The Battle of Seattle

Just before the Indian uprisings and the 1856 Battle of Seattle, Hanford traded one of his ox teams for a river scow. When warned by an Indian named Duwamish Curley that an attack was imminent, the clumsy scow saved the lives of the Hanford family and the next-door Holgate family. Everything possible was piled aboard the scow, which was briefly stranded on the mudflat at low tide. After freeing the craft late at night during high tide, the two families proceeded on to the home of friends on Commercial Street (now 1st Avenue) between Main and Jackson streets.

Because of overcrowding, the Hanfords moved to David Livingston's cottage on the triangular block that was later the site of the Seattle Hotel, now the "sinking garage" monstrosity. While the Hanfords and Holgates were at the Livingstons, Indians attacked Seattle on January 26, 1856. The Battle of Seattle lasted one terrifying day and night.
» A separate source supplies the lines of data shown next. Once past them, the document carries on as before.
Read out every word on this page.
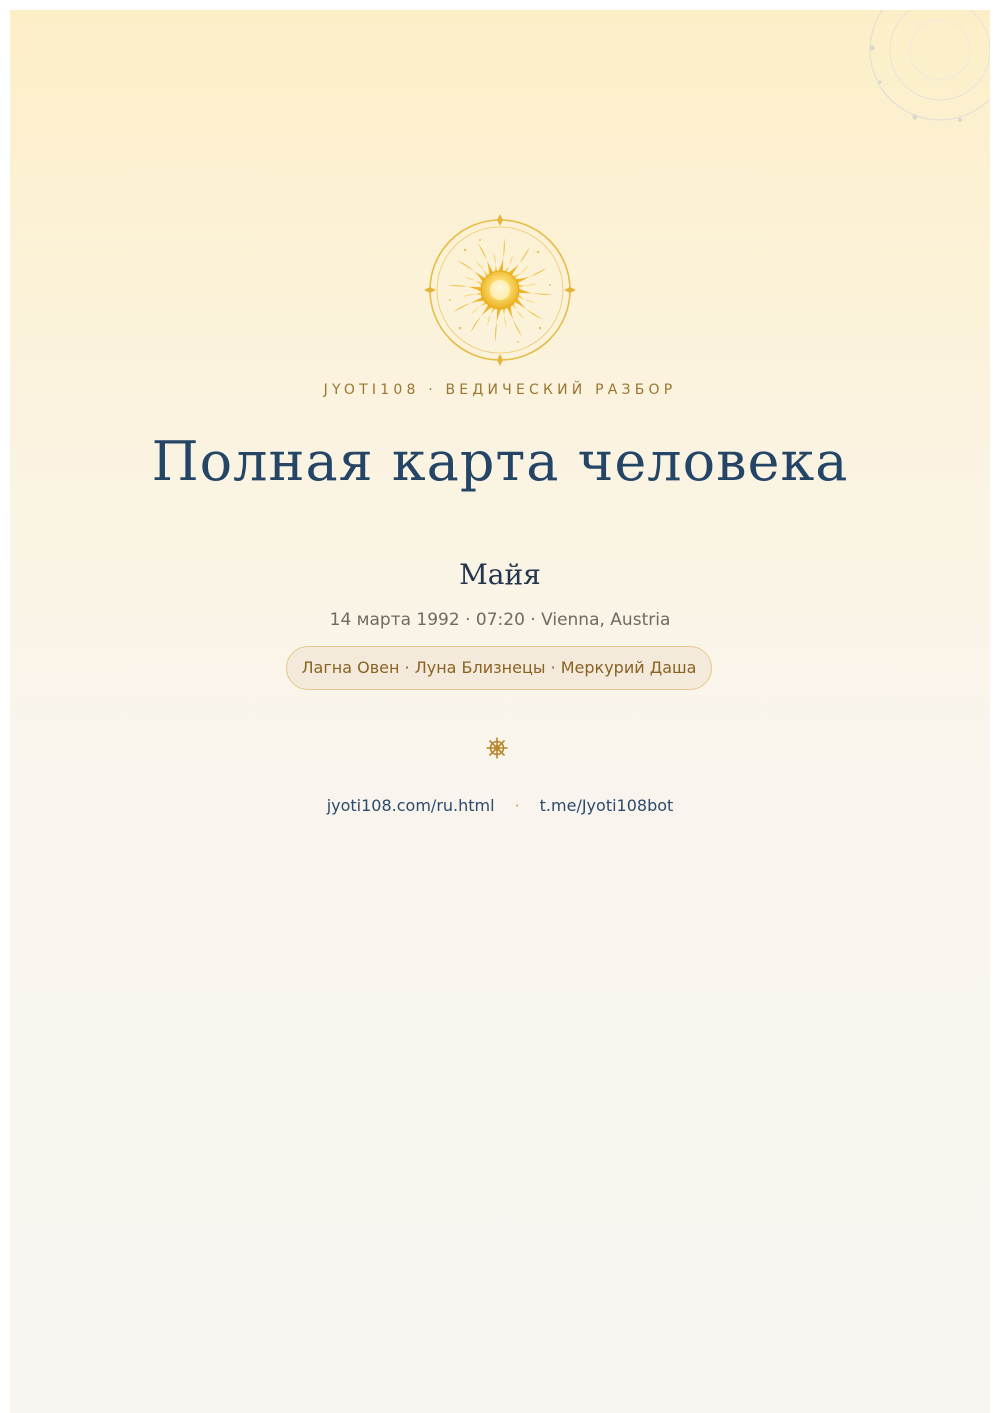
JYOTI108 · ВЕДИЧЕСКИЙ РАЗБОР
Полная карта человека
Майя
14 марта 1992 · 07:20 · Vienna, Austria
Лагна Овен · Луна Близнецы · Меркурий Даша
jyoti108.com/ru.html · t.me/Jyoti108bot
While tending his orchards and gardens in south Seattle, Edward Hanford thought it wise to temporarily locate his family near the town. The Hanfords occupied a house on the northwest corner of 2nd Avenue and Cherry Street, the present (2002) location of the stately Hogue Building.

Brothers-in-law John Holgate and Edward Hanford took their logs from Beacon Hill. Shortly after they settled the area, that hill was called Holgate and Hanford Hill. Streets were named after each of them. Hanford Street ranges from Lake Washington on the east to Puget Sound on the west.

Seattle was a proper settlement by the mid-1860s, with churches, schools, and a county government. In 1869, several people met at Edward and Abigail Hanford's home to establish Seattle's First Baptist Church. In 1872, after meeting in the Hanford home, the congregation built a church at 4th Avenue and James Street.

In 1870, Edward Hanford filed the plat of his donation claim in south Seattle. Roberta Frye Watt, writer and granddaughter of Arthur Denny, noted that Hanford's plat reflected names from the recently ended Civil War: "Lander, McClellan, Stevens, Sheridan, Grant, Sherman, Sterrett, and Gansevoort."

The Seattle Hanfords

Edward and Abigail Hanford had five children who survived to adulthood: Thaddeus (1847-1892), Cornelius (1849-1926), Frank (1853-1921), Arthur (1855-1932), and Clarence (1857-1920). Arthur and Clarence were born in Seattle. Cornelius Holgate Hanford became a prominent territorial and then federal judge as well as a writer. His three volume Seattle and Environs, 1852-1924 added wonderful detail to the Seattle story. The eldest son Thaddeus graduated from the University of Rochester and later became a newspaperman in Seattle. At one time he owned the Daily Intelligencer.

Edward Hanford, Seattle pioneer, logger, orchardist, family man, and founder of South Seattle, died in the city he loved on September 24, 1884.


Sources:

Clarence Bagley, History of King County (Chicago and Seattle: S. J. Clarke Publishing Co., 1929). Also See: Roberta Frye Watt, Four Wagons West (Portland: Binfords & Mort, 1931); Sophie Frye Bass, Pig-Tail Days in Old Seattle (Portland: Binfords & Mort, 1937).
This essay was revised on February 16, 2016.